Alex Simirenko was born on September 6, 1931 in Kyiv, at the time part of the Soviet Union. He was a member of the prestigious Symyrenko family, a Zaporozhian Cossack family known for its scientific contributions, patronage of Ukrainian culture and support for Ukrainian independence. His father was, a pomologist. Following his father's 1933 arrest by the Soviet government, Alex and his family fled to Kherson; he resettled with his mother in Prague later in the decade. During Ukraine's occupation by Nazi Germany, the family returned to the Symyrenko estate, and Alex's mother worked as a schoolteacher before the family again fled in 1943, residing at a displaced persons camp in Augsburg following the war's end. They migrated to the United States in 1950, arriving in Philadelphia.

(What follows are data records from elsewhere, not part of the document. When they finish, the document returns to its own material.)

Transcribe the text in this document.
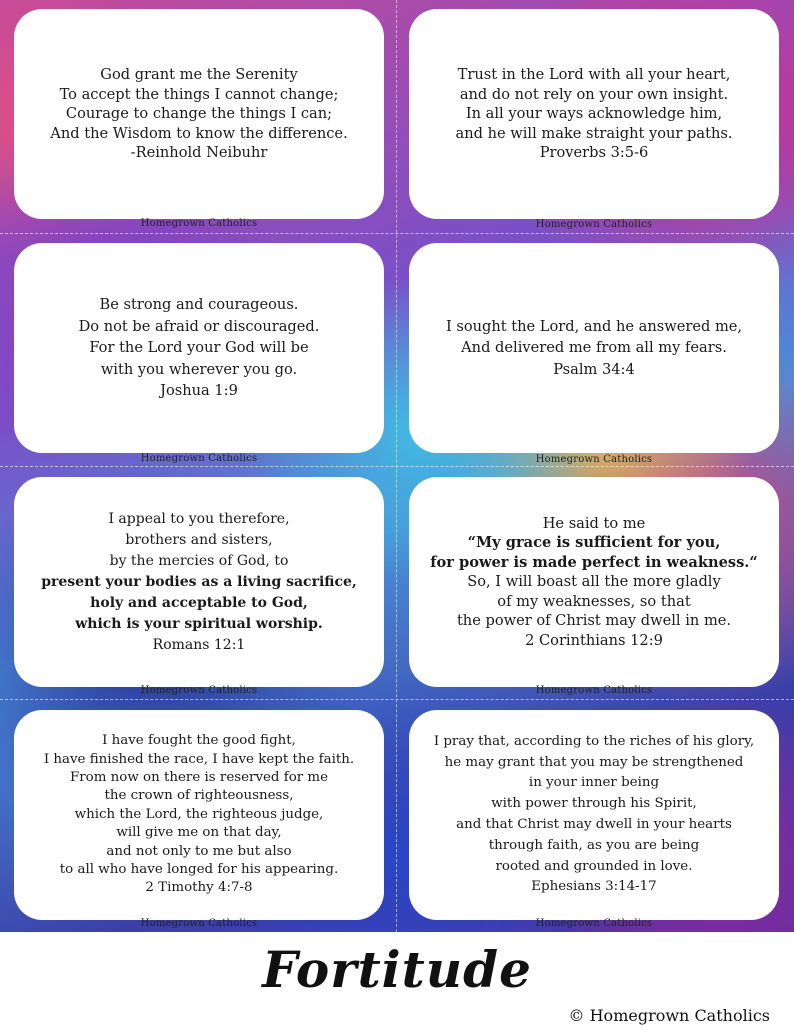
God grant me the Serenity
To accept the things I cannot change;
Courage to change the things I can;
And the Wisdom to know the difference.
-Reinhold Neibuhr
Homegrown Catholics
Trust in the Lord with all your heart,
and do not rely on your own insight.
In all your ways acknowledge him,
and he will make straight your paths.
Proverbs 3:5-6
Homegrown Catholics
Be strong and courageous.
Do not be afraid or discouraged.
For the Lord your God will be
with you wherever you go.
Joshua 1:9
Homegrown Catholics
I sought the Lord, and he answered me,
And delivered me from all my fears.
Psalm 34:4
Homegrown Catholics
I appeal to you therefore,
brothers and sisters,
by the mercies of God, to
present your bodies as a living sacrifice,
holy and acceptable to God,
which is your spiritual worship.
Romans 12:1
Homegrown Catholics
He said to me
“My grace is sufficient for you,
for power is made perfect in weakness.“
So, I will boast all the more gladly
of my weaknesses, so that
the power of Christ may dwell in me.
2 Corinthians 12:9
Homegrown Catholics
I have fought the good fight,
I have finished the race, I have kept the faith.
From now on there is reserved for me
the crown of righteousness,
which the Lord, the righteous judge,
will give me on that day,
and not only to me but also
to all who have longed for his appearing.
2 Timothy 4:7-8
Homegrown Catholics
I pray that, according to the riches of his glory,
he may grant that you may be strengthened
in your inner being
with power through his Spirit,
and that Christ may dwell in your hearts
through faith, as you are being
rooted and grounded in love.
Ephesians 3:14-17
Homegrown Catholics
Fortitude
© Homegrown Catholics
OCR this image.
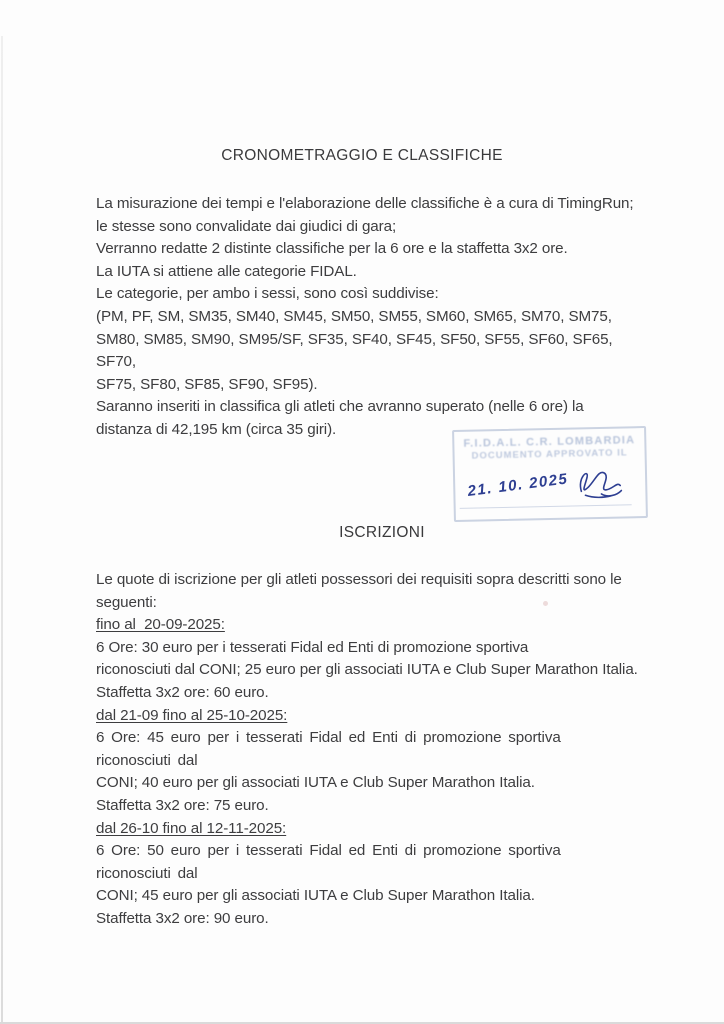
CRONOMETRAGGIO E CLASSIFICHE
La misurazione dei tempi e l'elaborazione delle classifiche è a cura di TimingRun;
le stesse sono convalidate dai giudici di gara;
Verranno redatte 2 distinte classifiche per la 6 ore e la staffetta 3x2 ore.
La IUTA si attiene alle categorie FIDAL.
Le categorie, per ambo i sessi, sono così suddivise:
(PM, PF, SM, SM35, SM40, SM45, SM50, SM55, SM60, SM65, SM70, SM75,
SM80, SM85, SM90, SM95/SF, SF35, SF40, SF45, SF50, SF55, SF60, SF65, SF70,
SF75, SF80, SF85, SF90, SF95).
Saranno inseriti in classifica gli atleti che avranno superato (nelle 6 ore) la
distanza di 42,195 km (circa 35 giri).
F.I.D.A.L. C.R. LOMBARDIA
DOCUMENTO APPROVATO IL
21. 10. 2025
ISCRIZIONI
Le quote di iscrizione per gli atleti possessori dei requisiti sopra descritti sono le
seguenti:
fino al  20-09-2025:
6 Ore: 30 euro per i tesserati Fidal ed Enti di promozione sportiva
riconosciuti dal CONI; 25 euro per gli associati IUTA e Club Super Marathon Italia.
Staffetta 3x2 ore: 60 euro.
dal 21-09 fino al 25-10-2025:
6 Ore: 45 euro per i tesserati Fidal ed Enti di promozione sportiva riconosciuti dal
CONI; 40 euro per gli associati IUTA e Club Super Marathon Italia.
Staffetta 3x2 ore: 75 euro.
dal 26-10 fino al 12-11-2025:
6 Ore: 50 euro per i tesserati Fidal ed Enti di promozione sportiva riconosciuti dal
CONI; 45 euro per gli associati IUTA e Club Super Marathon Italia.
Staffetta 3x2 ore: 90 euro.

In the United States, Simirenko studied at the University of Minnesota at his mother's urging, graduating in 1957 and earning his PhD in 1961. He taught at the University of Nevada from 1960 to 1969 as professor of sociology, as well as California State University, Northridge and Pennsylvania State University. During this time, Simirenko published three books: Pilgrims, Colonists and Frontiersmen: An Ethnic Community in Transition, focusing on the Russian American or Rusyn American community of Minneapolis; Soviet Sociology: Historical Antecedents and Current Appraisals ; and Social Thought in the Soviet Union. Another work, The Professionalization of Soviet Society, was published posthumously in 1982.
As a scholar, Simirenko's research was focused on American ethnic studies and sociology in the Soviet Union. He was a member of the American Sociological Association, the Society for the Study of Social Problems and the Association for the Study of Nationalities, of which he was a founding member. He was a supporter of Ukrainian independence and liberal democracy, though Vernon V. Aspaturian of Pennsylvania State University noted upon his death that Pilgrims, Colonists and Frontiersmen was controversial among the Minneapolis Ukrainian community for its focus on the city's older Slavic community.
Simirenko died on April 27, 1979 in State College, Pennsylvania; Aspaturian credited his time in the displaced persons camp as a cause of his early death, noting that he suffered from "severe bronchial and allergic ailments" from the time he spent at the camp.